Over the summer, SPLT announced it is working with Lyft to provide non-emergency medical transportation in Detroit. It’s an underserved market, Babbit said, and many of those needing transportation are seniors. Since more than a quarter of seniors don’t have smartphones, the new service doesn’t require one. Instead, patients or their representatives submit their name, pick-up location, and drop-off location via SPLT’s website, text message, or an old-fashioned phone call, and then the patient is matched with a Lyft driver.
Babbitt said SPLT will handle the system’s back-end technology, while Lyft provides the drivers. SPLT will also handle verifying patients qualify for Medicaid reimbursement, tracking ridership data , and customer service.
“SPLT is the broker, and Lyft is the transportation provider,” she explained, adding that a local ambulatory services company—she declined to say which one—will provide vehicles that meet ADA standards to transport patients.
Currently, 3.6 million Americans miss or delay medical care every year due to lack of access to transportation, she said. Typically, patients are required to book transportation several days prior to their appointment. Then, following the appointment, patients are often stuck waiting for busy drivers to arrive. Over time, Babbitt said, the systemic inefficiencies have eroded patient trust. And since there aren’t a lot of options for those with no car or no family members with cars, patients can also feel like they don’t have a choice or voice in their transportation.
“Patient trust is what we plan to bring back to the non-emergency transportation experience,” she said. “By using the same technology and algorithms that we use for our enterprise carpooling service, we can help patients safely arrive on time.”
SPLT and Lyft want to reduce pre-booking times to hours instead of days, and cut patient wait times to minutes.
“With the way non-emergency transportation is done now, there is no quality assurance, no way to rate the driver, and no way to track the driver,” she said. “We allow patients to rate rides and we geotrack.”
Lyft has offered a similar service in New York , and Babbitt said the company is willing to expand wherever market demand is sufficient. Detroit’s non-emergency medical transportation service will go live this fall, initially through pilot projects associated with hospitals.
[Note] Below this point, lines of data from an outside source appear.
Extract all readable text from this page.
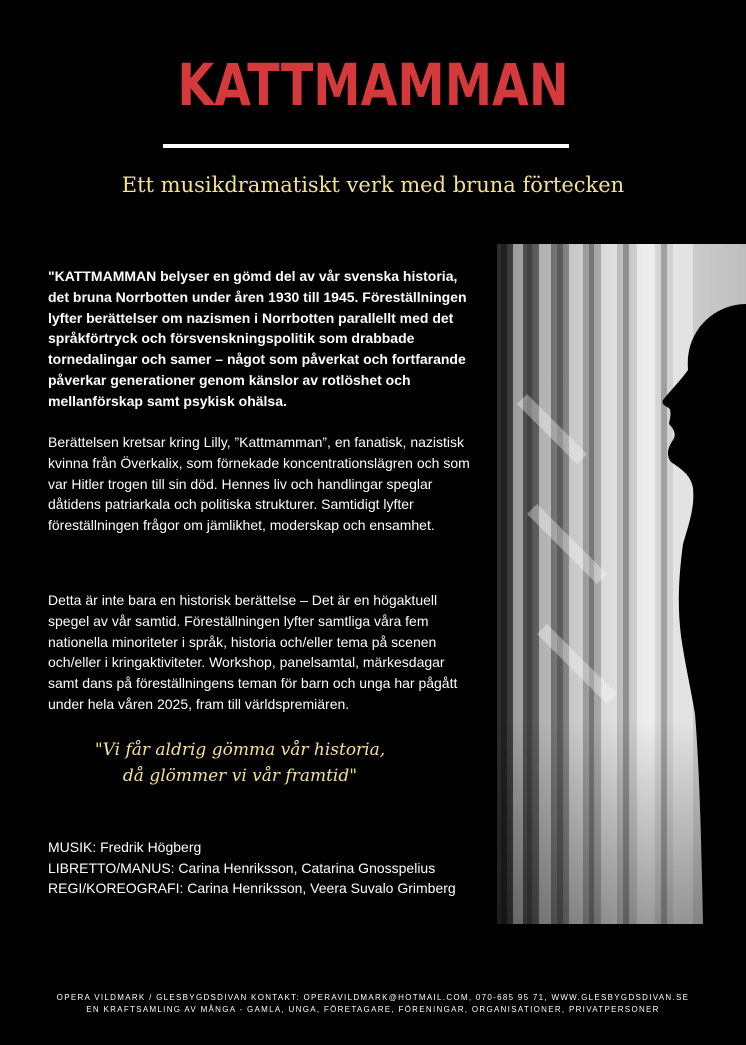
KATTMAMMAN
Ett musikdramatiskt verk med bruna förtecken

"KATTMAMMAN belyser en gömd del av vår svenska historia, det bruna Norrbotten under åren 1930 till 1945. Föreställningen lyfter berättelser om nazismen i Norrbotten parallellt med det språkförtryck och försvenskningspolitik som drabbade tornedalingar och samer – något som påverkat och fortfarande påverkar generationer genom känslor av rotlöshet och mellanförskap samt psykisk ohälsa.

Berättelsen kretsar kring Lilly, ”Kattmamman”, en fanatisk, nazistisk kvinna från Överkalix, som förnekade koncentrationslägren och som var Hitler trogen till sin död. Hennes liv och handlingar speglar dåtidens patriarkala och politiska strukturer. Samtidigt lyfter föreställningen frågor om jämlikhet, moderskap och ensamhet.

Detta är inte bara en historisk berättelse – Det är en högaktuell spegel av vår samtid. Föreställningen lyfter samtliga våra fem nationella minoriteter i språk, historia och/eller tema på scenen och/eller i kringaktiviteter. Workshop, panelsamtal, märkesdagar samt dans på föreställningens teman för barn och unga har pågått under hela våren 2025, fram till världspremiären.

"Vi får aldrig gömma vår historia,
då glömmer vi vår framtid"
MUSIK: Fredrik Högberg
LIBRETTO/MANUS: Carina Henriksson, Catarina Gnosspelius
REGI/KOREOGRAFI: Carina Henriksson, Veera Suvalo Grimberg
OPERA VILDMARK / GLESBYGDSDIVAN KONTAKT: OPERAVILDMARK@HOTMAIL.COM, 070-685 95 71, WWW.GLESBYGDSDIVAN.SE
EN KRAFTSAMLING AV MÅNGA - GAMLA, UNGA, FÖRETAGARE, FÖRENINGAR, ORGANISATIONER, PRIVATPERSONER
SPLT will also start international service in Mexico City in November after inking an employee carpooling deal with electronics company Bosch. SPLT recently hired someone on the ground in Guadalajara to facilitate the partnership.
To take advantage of these new opportunities, SPLT has been on a hiring spree, adding four employees—two local software engineers, a JavaScript engineer from Austin, TX, and an international operations manager—in the past month. The company also plans to hire 20 more people to handle customer service and technical support for non-emergency medical transportation.
“We’ve been capturing a lot of these homecoming hires,” she said, referring to young professionals originally from Michigan who are now moving back to the state at a steady clip on the strength of its growing tech startup ecosystem.